Now, a contribution from the former prominent
Duluth educator, who died in Idaho in February, could help keep
college-bound Denfeld alumni from dire financial straits.
Daedo — “G. Dell” to his contemporaries
— made a posthumous $40,000 contribution to the Greater Denfeld
Foundation, which will be added to the group’s scholarship
efforts. The foundation gives 12 to 14 one-year scholarships of
varying amounts to Denfeld alumni headed to four-year colleges.
Bill Westholm, who chairs the Greater Denfeld
Foundation board, said it has yet to be determined what impact Daedo’s
gift will have on the foundation’s scholarship awards.

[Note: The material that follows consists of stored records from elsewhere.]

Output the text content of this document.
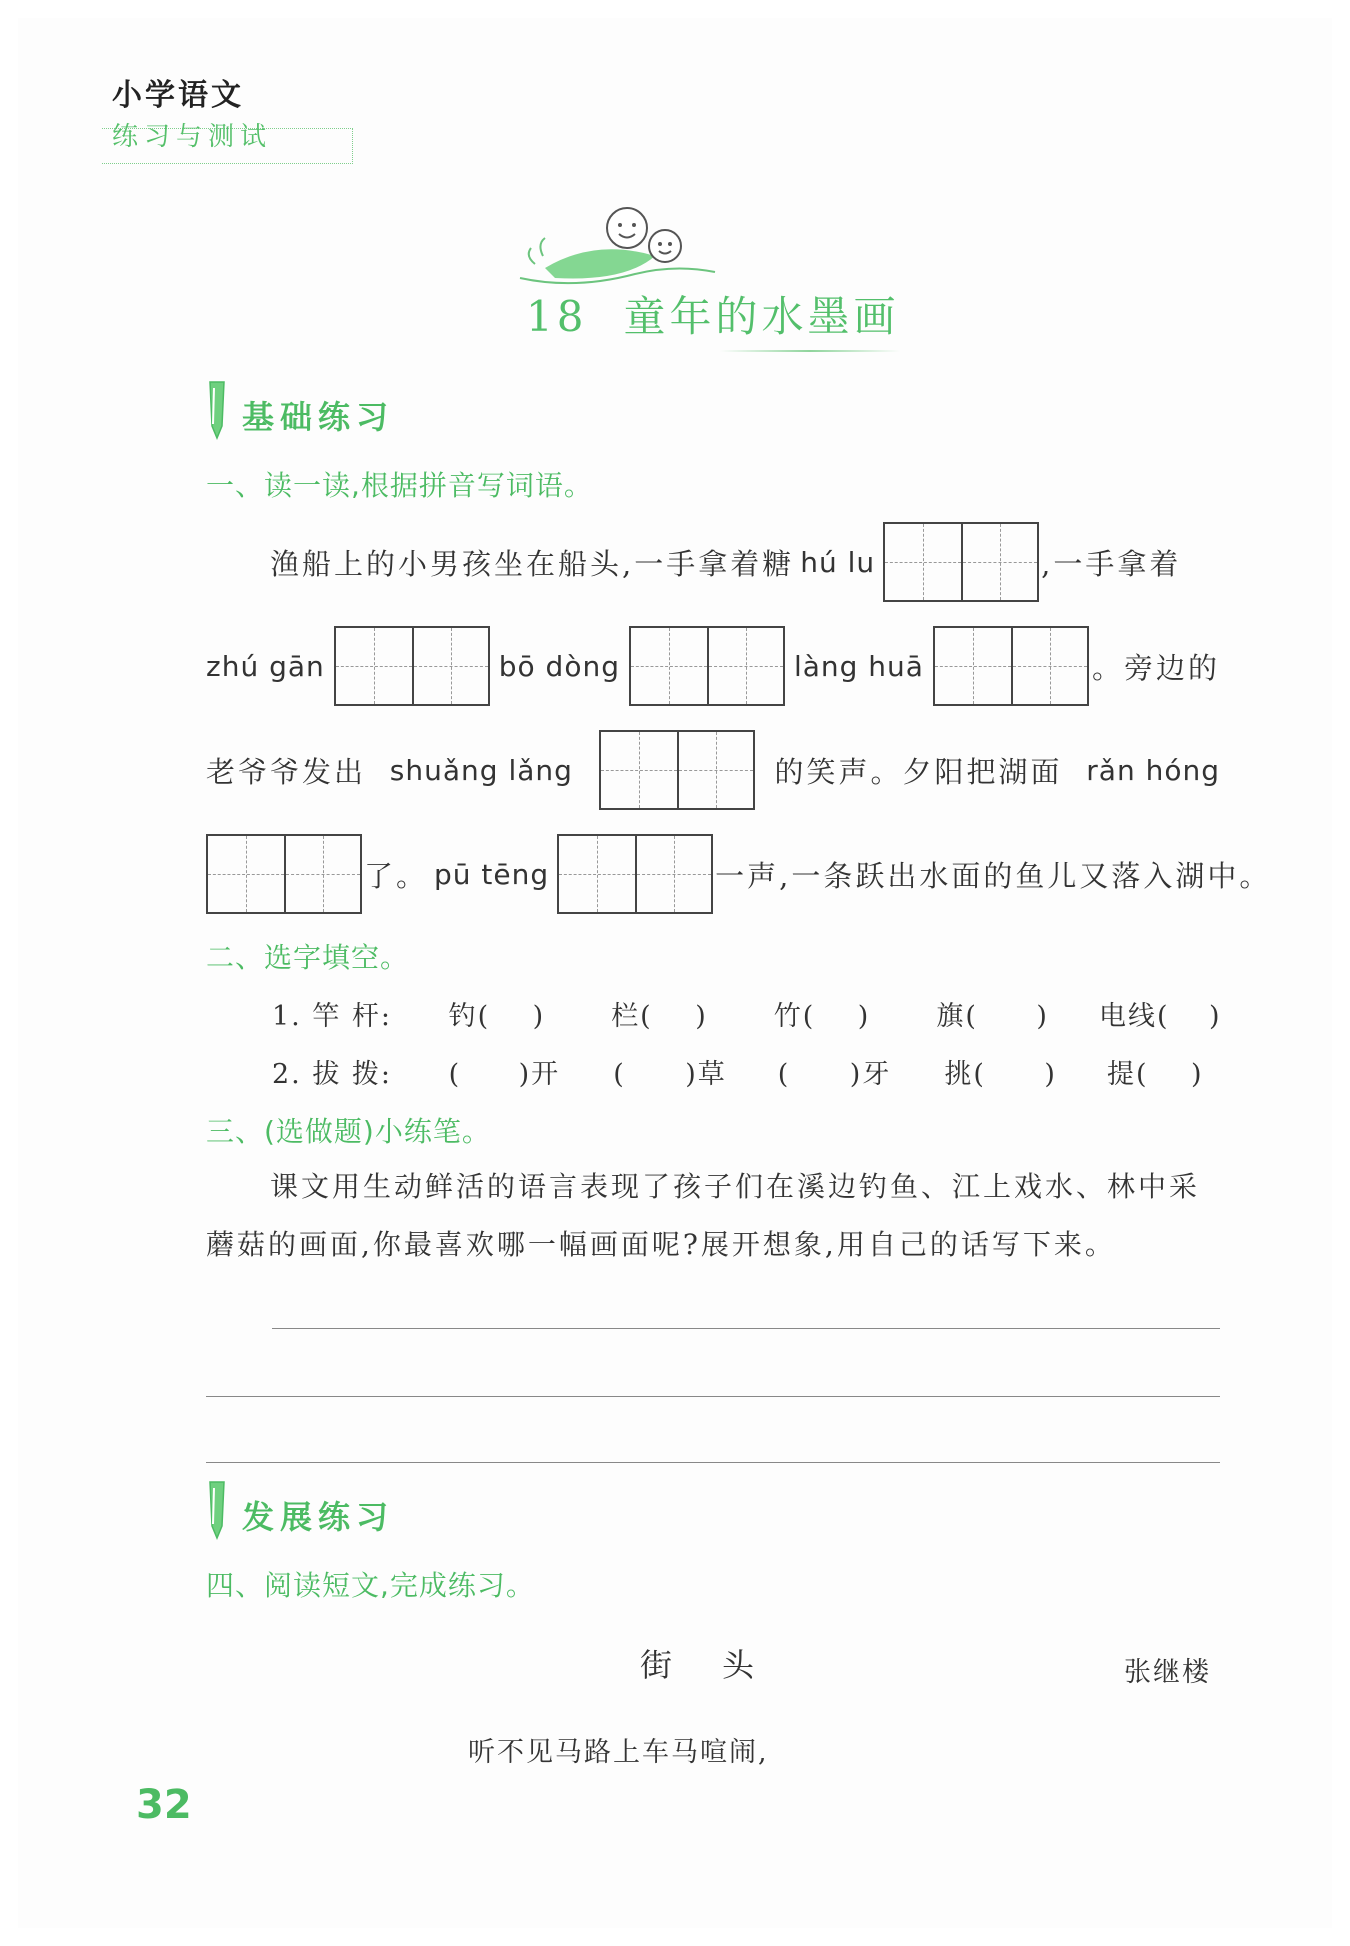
小学语文
练习与测试
18 童年的水墨画
基础练习
一、读一读,根据拼音写词语。
渔船上的小男孩坐在船头,一手拿着糖 hú lu	,一手拿着
zhú gān	bō dòng	làng huā	。旁边的
老爷爷发出 shuǎng lǎng	的笑声。夕阳把湖面 rǎn hóng
了。 pū tēng	一声,一条跃出水面的鱼儿又落入湖中。
二、选字填空。
1. 竿 杆: 钓( ) 栏( ) 竹( ) 旗( ) 电线( )
2. 拔 拨: ( )开 ( )草 ( )牙 挑( ) 提( )
三、(选做题)小练笔。
课文用生动鲜活的语言表现了孩子们在溪边钓鱼、江上戏水、林中采蘑菇的画面,你最喜欢哪一幅画面呢?展开想象,用自己的话写下来。
发展练习
四、阅读短文,完成练习。
街头	张继楼
听不见马路上车马喧闹,
32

“We’re not sure exactly how we’ll
do this with the new scholarship yet,” Westholm said. “We
still have that to figure out.”
Daedo was a longtime principal at Denfeld High
School and retired as director of secondary education for Duluth
schools in 1972.
Jean Endrizzi, who was an English and speech teacher
during Daedo’s tenure, described Daedo as a “formal,
dignified man with a heart of gold.” She said he cared deeply
about the Denfeld community.
“There are some of those folks … who
were really the heart and soul of that school. Everything they did
revolved around that school,” Endrizzi said. “He was
Denfeld to the heart.”
Westholm said Daedo was, in 1953, an original
board member of what eventually became the Greater Denfeld Foundation.
“He was always extremely interested in Denfeld,”
Westholm said. “He always stayed connected to some degree.”
Jerry Anderson, who retired from his position
as a counselor at Denfeld in 1993, was a student at Denfeld when
Daedo was principal.
“He was almost bigger than life sometimes,”
Anderson recalled. “He commanded so much respect just by his
presence.”
Anderson called Daedo “a role model.”
“A lot of us thought if we could conduct
ourselves like that, that would be great,” Anderson said.
Daedo, a native of Vancouver, British Columbia,
graduated from what was then Duluth State Teachers College in 1932.
A 1972 newspaper article about his retirement said he had difficulty
ponying up the $3-per-quarter tuition and was underemployed after
graduating.
He began work at Denfeld in the fall of 1932,
first as a study hall teacher and then as an ancient history instructor.
Deado went on to serve as Denfeld’s assistant principal, counselor
and principal of Washington Junior High.
Daedo eventually obtained a master’s degree
in psychology from the University of Minnesota and attended what
was then called the Wharton School of Finance at the University
of Pennsylvania.
Daedo was married to Verna Davidsenfrom 1935 until
her death in 1989. He married his second wife, Marjorie Jonasson,
in 1992. The two moved to Boise, Idaho, in 1996, Jonasson Daedo
said.
Daedo died Feb. 29. He was 98 years old.